NEW YORK — Rene Caovilla is celebrating 80 years with two special capsule collections. The Italian shoe brand has paired with Bergdorf Goodman and Neiman Marcus to create a line for each store.

This story first appeared in the February 12, 2014 issue of WWD. Subscribe Today.

“We felt it was the right thing to do to celebrate the 80th anniversary, conceiving two capsule collections that mix heritage with a contemporary image,” said Edoardo Caovilla, chief operating officer and creative director. “This capsule collection is our special gift to our customers in the USA, who have been encouraging, supporting and following us since the beginning.”

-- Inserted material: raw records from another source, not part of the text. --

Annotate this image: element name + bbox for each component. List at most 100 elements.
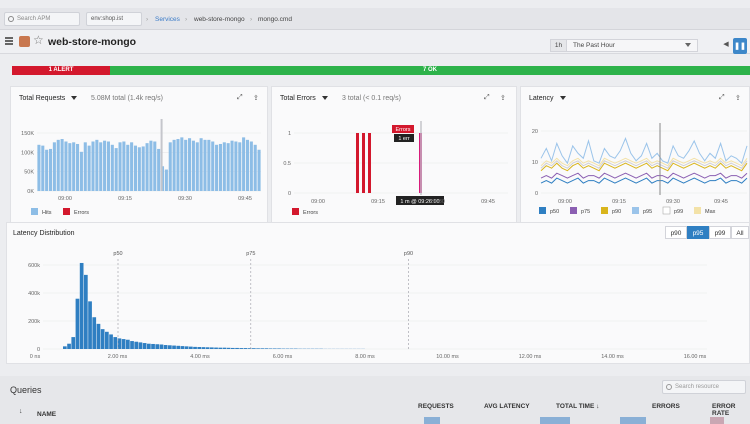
page-title: web-store-mongo bbox=[48, 36, 137, 48]
latency-title[interactable]: Latency bbox=[529, 95, 566, 102]
export-icon[interactable]: ⇪ bbox=[253, 94, 259, 102]
expand-icon[interactable]: ⤢ bbox=[719, 94, 725, 102]
expand-icon[interactable]: ⤢ bbox=[237, 94, 243, 102]
x-tick-label: 2.00 ms bbox=[108, 354, 128, 360]
queries-title: Queries bbox=[10, 385, 42, 395]
hits-bar bbox=[238, 142, 242, 191]
hits-bar bbox=[180, 137, 184, 191]
y-tick-label: 20 bbox=[532, 129, 538, 135]
distribution-bar bbox=[168, 345, 172, 349]
distribution-bar bbox=[252, 348, 256, 349]
menu-icon[interactable] bbox=[5, 37, 13, 45]
distribution-bar bbox=[163, 345, 168, 349]
y-tick-label: 0K bbox=[27, 189, 34, 195]
time-range-picker[interactable]: 1h The Past Hour bbox=[550, 39, 698, 52]
star-icon[interactable]: ☆ bbox=[33, 33, 44, 47]
hits-bar bbox=[191, 140, 195, 191]
hits-bar bbox=[199, 138, 203, 191]
distribution-bar bbox=[260, 348, 265, 349]
hits-bar bbox=[106, 141, 110, 191]
ok-status-bar[interactable]: 7 OK bbox=[110, 66, 750, 75]
latency-distribution-title: Latency Distribution bbox=[13, 230, 75, 237]
distribution-bar bbox=[84, 274, 88, 349]
total-requests-title[interactable]: Total Requests bbox=[19, 95, 78, 102]
resource-search-input[interactable]: Search resource bbox=[662, 380, 746, 394]
y-tick-label: 200k bbox=[28, 319, 40, 325]
expand-icon[interactable]: ⤢ bbox=[484, 94, 490, 102]
search-input[interactable]: Search APM bbox=[4, 12, 80, 26]
latency-panel: Latency ⤢ ⇪ 0 10 20 09:00 09:15 09:30 09:45 p50… bbox=[520, 86, 750, 224]
distribution-bar bbox=[71, 337, 76, 349]
hits-bar bbox=[249, 141, 253, 191]
previous-button[interactable]: ◀ bbox=[720, 40, 732, 53]
distribution-bar bbox=[184, 346, 189, 349]
x-tick-label: 09:45 bbox=[238, 196, 252, 202]
distribution-bar bbox=[189, 346, 193, 349]
sort-icon[interactable]: ↓ bbox=[19, 408, 23, 415]
distribution-bar bbox=[210, 347, 214, 349]
distribution-bar bbox=[205, 347, 210, 349]
total-errors-title[interactable]: Total Errors bbox=[280, 95, 328, 102]
export-icon[interactable]: ⇪ bbox=[735, 94, 741, 102]
y-tick-label: 100K bbox=[21, 150, 34, 156]
latency-line-p75 bbox=[540, 172, 748, 179]
total-errors-chart: 00.51Errors1 err1 m @ 09:26:0009:00 09:15… bbox=[283, 121, 508, 216]
column-error-rate[interactable]: ERROR RATE bbox=[712, 403, 750, 417]
legend-label: p90 bbox=[612, 209, 621, 215]
distribution-bar bbox=[180, 346, 185, 349]
time-range-label: The Past Hour bbox=[573, 42, 615, 49]
env-selector[interactable]: env:shop.ist bbox=[86, 12, 142, 26]
distribution-bar bbox=[109, 334, 113, 349]
x-tick-label: 12.00 ms bbox=[519, 354, 542, 360]
legend-label: p75 bbox=[581, 209, 590, 215]
column-name[interactable]: NAME bbox=[37, 411, 56, 418]
tooltip-title: Errors bbox=[396, 127, 411, 133]
distribution-bar bbox=[256, 348, 260, 349]
latency-line-p50 bbox=[540, 177, 748, 184]
chevron-down-icon bbox=[685, 43, 691, 47]
hits-bar bbox=[230, 140, 234, 191]
percentile-button-p95[interactable]: p95 bbox=[687, 226, 709, 239]
breadcrumb-separator: › bbox=[146, 16, 149, 23]
hits-bar bbox=[253, 144, 257, 191]
hits-bar bbox=[211, 141, 215, 191]
column-errors[interactable]: ERRORS bbox=[652, 403, 680, 410]
column-requests[interactable]: REQUESTS bbox=[418, 403, 454, 410]
y-tick-label: 0.5 bbox=[283, 161, 291, 167]
total-errors-summary: 3 total (< 0.1 req/s) bbox=[342, 95, 401, 102]
distribution-bar bbox=[130, 341, 134, 349]
hits-bar bbox=[64, 141, 68, 191]
distribution-bar bbox=[172, 345, 176, 349]
hits-bar bbox=[48, 148, 53, 191]
percentile-button-p90[interactable]: p90 bbox=[665, 226, 687, 239]
latency-distribution-panel: Latency Distribution 0 200k 400k 600k p50 p75… bbox=[6, 222, 750, 364]
export-icon[interactable]: ⇪ bbox=[500, 94, 506, 102]
breadcrumb-services[interactable]: Services bbox=[155, 16, 180, 23]
breadcrumb-service[interactable]: web-store-mongo bbox=[194, 16, 245, 23]
percentile-button-all[interactable]: All bbox=[731, 226, 749, 239]
legend-swatch bbox=[570, 207, 577, 214]
hits-bar bbox=[114, 148, 118, 191]
distribution-bar bbox=[67, 343, 71, 349]
hits-bar bbox=[245, 139, 250, 191]
legend-swatch bbox=[292, 208, 299, 215]
hits-bar bbox=[79, 151, 83, 191]
hits-bar bbox=[41, 145, 45, 191]
hits-bar bbox=[172, 139, 176, 191]
legend-label: Hits bbox=[42, 210, 52, 216]
distribution-bar bbox=[197, 347, 202, 349]
total-requests-chart: 0K 50K 100K 150K 09:00 09:15 09:30 09:45 Hits Err… bbox=[21, 119, 261, 216]
x-tick-label: 10.00 ms bbox=[436, 354, 459, 360]
distribution-bar bbox=[155, 344, 160, 349]
alert-status-bar[interactable]: 1 ALERT bbox=[12, 66, 110, 75]
error-rate-bar bbox=[710, 417, 724, 424]
distribution-bar bbox=[176, 345, 181, 349]
legend-swatch bbox=[694, 207, 701, 214]
pause-button[interactable]: ❚❚ bbox=[733, 38, 747, 54]
column-avg-latency[interactable]: AVG LATENCY bbox=[484, 403, 530, 410]
distribution-bar bbox=[201, 347, 206, 349]
hits-bar bbox=[168, 142, 172, 191]
column-total-time[interactable]: TOTAL TIME ↓ bbox=[556, 403, 599, 410]
percentile-button-p99[interactable]: p99 bbox=[709, 226, 731, 239]
distribution-bar bbox=[105, 331, 109, 349]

The collections, including eight and 10 designs for Bergdorf’s and Neiman’s, respectively, represent famous styles pulled from the brand’s archive. “We selected the most feminine styles that made our history and added a contemporary touch,” said Caovilla. “The selection spans from a 1949 chic mule sandal in soft leather embellished with pearls to a 1965 multimetallic pump with a Persian mosaic pattern where each piece is individually stitched recalling Byzantine jewelry.”

All shoes are numbered to signify the limited collection; no more than 20 pairs will be produced for each style. Prices range from $1,200 to $2,000.

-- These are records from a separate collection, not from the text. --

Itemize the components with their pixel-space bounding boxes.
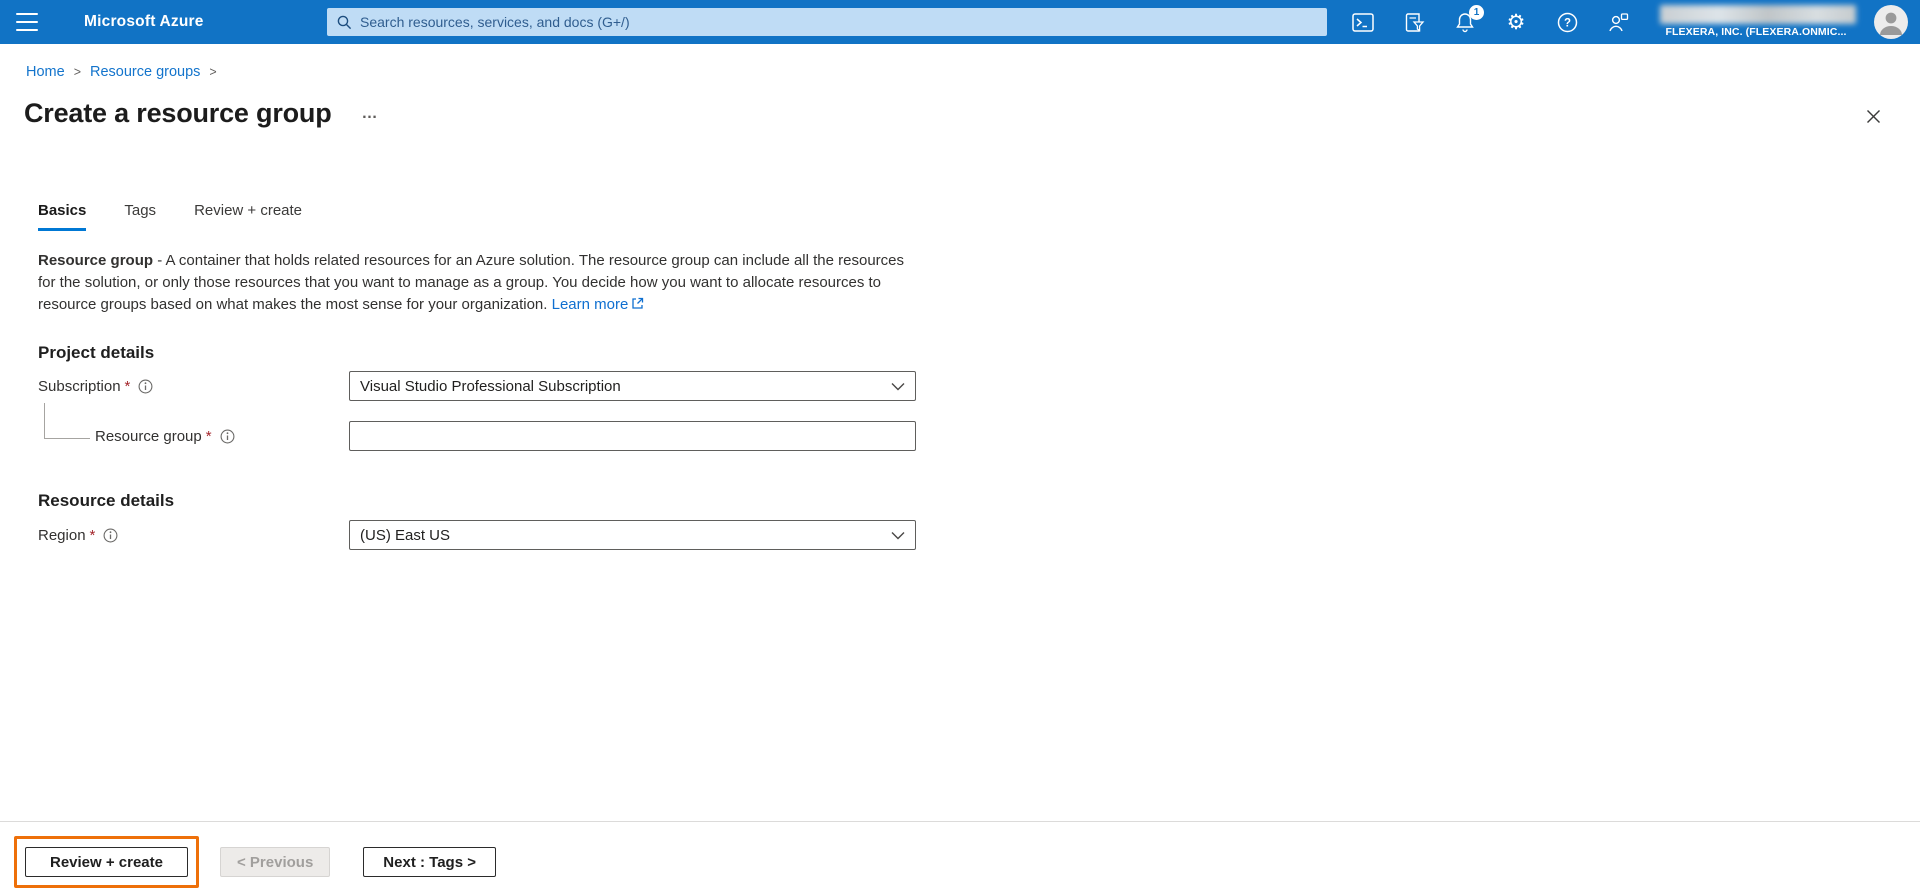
settings-gear-icon[interactable]: ⚙ (1505, 11, 1527, 33)
resource-group-input[interactable] (349, 421, 916, 451)
chevron-down-icon (891, 382, 905, 391)
azure-topbar: Microsoft Azure 1 ⚙ ? FLEXERA, INC. (FLE… (0, 0, 1920, 44)
tenant-name: FLEXERA, INC. (FLEXERA.ONMIC... (1665, 26, 1847, 38)
help-icon[interactable]: ? (1556, 11, 1578, 33)
wizard-tabs: Basics Tags Review + create (38, 202, 302, 231)
project-details-heading: Project details (38, 343, 155, 362)
hamburger-menu-icon[interactable] (16, 13, 38, 31)
external-link-icon (631, 295, 644, 317)
breadcrumb-separator: > (73, 65, 81, 79)
subscription-row: Subscription * Visual Studio Professiona… (38, 371, 916, 401)
region-label: Region * (38, 527, 349, 544)
review-create-button[interactable]: Review + create (25, 847, 188, 877)
notifications-bell-icon[interactable]: 1 (1454, 5, 1484, 33)
breadcrumb-home[interactable]: Home (26, 64, 65, 80)
resource-group-description: Resource group - A container that holds … (38, 250, 906, 317)
footer-buttons: Review + create < Previous Next : Tags > (14, 836, 496, 888)
previous-button[interactable]: < Previous (220, 847, 331, 877)
search-input[interactable] (360, 14, 1317, 30)
resource-details-heading: Resource details (38, 491, 175, 510)
avatar[interactable] (1874, 5, 1908, 39)
required-marker: * (89, 526, 96, 544)
topbar-icon-group: 1 ⚙ ? (1352, 0, 1629, 44)
breadcrumb-separator: > (209, 65, 217, 79)
global-search[interactable] (327, 8, 1327, 36)
cloud-shell-icon[interactable] (1352, 11, 1374, 33)
info-icon[interactable] (138, 379, 153, 394)
learn-more-link[interactable]: Learn more (552, 296, 629, 313)
breadcrumb-resource-groups[interactable]: Resource groups (90, 64, 200, 80)
resource-group-row: Resource group * (38, 421, 916, 451)
account-menu[interactable]: FLEXERA, INC. (FLEXERA.ONMIC... (1650, 0, 1862, 44)
subscription-dropdown[interactable]: Visual Studio Professional Subscription (349, 371, 916, 401)
chevron-down-icon (891, 531, 905, 540)
required-marker: * (205, 427, 212, 445)
azure-brand[interactable]: Microsoft Azure (84, 0, 204, 44)
tab-basics[interactable]: Basics (38, 202, 87, 231)
subscription-label: Subscription * (38, 378, 349, 395)
notification-badge: 1 (1469, 5, 1484, 20)
tab-tags[interactable]: Tags (124, 202, 156, 231)
description-body: - A container that holds related resourc… (38, 252, 905, 313)
info-icon[interactable] (220, 429, 235, 444)
highlight-annotation: Review + create (14, 836, 199, 888)
wizard-footer: Review + create < Previous Next : Tags > (0, 821, 1920, 888)
close-icon[interactable] (1862, 105, 1884, 127)
feedback-icon[interactable] (1607, 11, 1629, 33)
directories-subscriptions-filter-icon[interactable] (1403, 11, 1425, 33)
tab-review-create[interactable]: Review + create (194, 202, 302, 231)
description-lead: Resource group (38, 252, 154, 269)
required-marker: * (124, 377, 131, 395)
page-title: Create a resource group (24, 98, 332, 128)
region-dropdown[interactable]: (US) East US (349, 520, 916, 550)
more-options-ellipsis[interactable]: … (362, 105, 379, 123)
subscription-child-connector (44, 403, 90, 439)
account-name-redacted (1660, 5, 1856, 24)
region-row: Region * (US) East US (38, 520, 916, 550)
next-tags-button[interactable]: Next : Tags > (363, 847, 496, 877)
title-row: Create a resource group … (24, 98, 379, 129)
search-icon (337, 15, 352, 29)
info-icon[interactable] (103, 528, 118, 543)
project-details-fields: Subscription * Visual Studio Professiona… (38, 371, 916, 451)
breadcrumb: Home > Resource groups > (26, 64, 217, 80)
svg-text:?: ? (1563, 17, 1570, 29)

The Neiman’s collection will roll out in March at its Los Angeles, Dallas and Miami stores. The brand will launch its Bergdorf’s collection with a selling event at the New York store on Feb. 13.

The celebrations also mark Caovilla’s recent creative director appointment. His grandfather, also named Edoardo, founded the business, and was succeeded by Caovilla’s father, Rene. “I am very honored to represent the third generation running the company,” said Caovilla. “I feel the responsibility of carrying over the heritage.”

Under Caovilla’s direction, the company is already planning to become a full women’s accessories brand. “I am not the kind of person who sits on successes,” said Caovilla. “I always like to set new objectives and face new ideas and challenges.”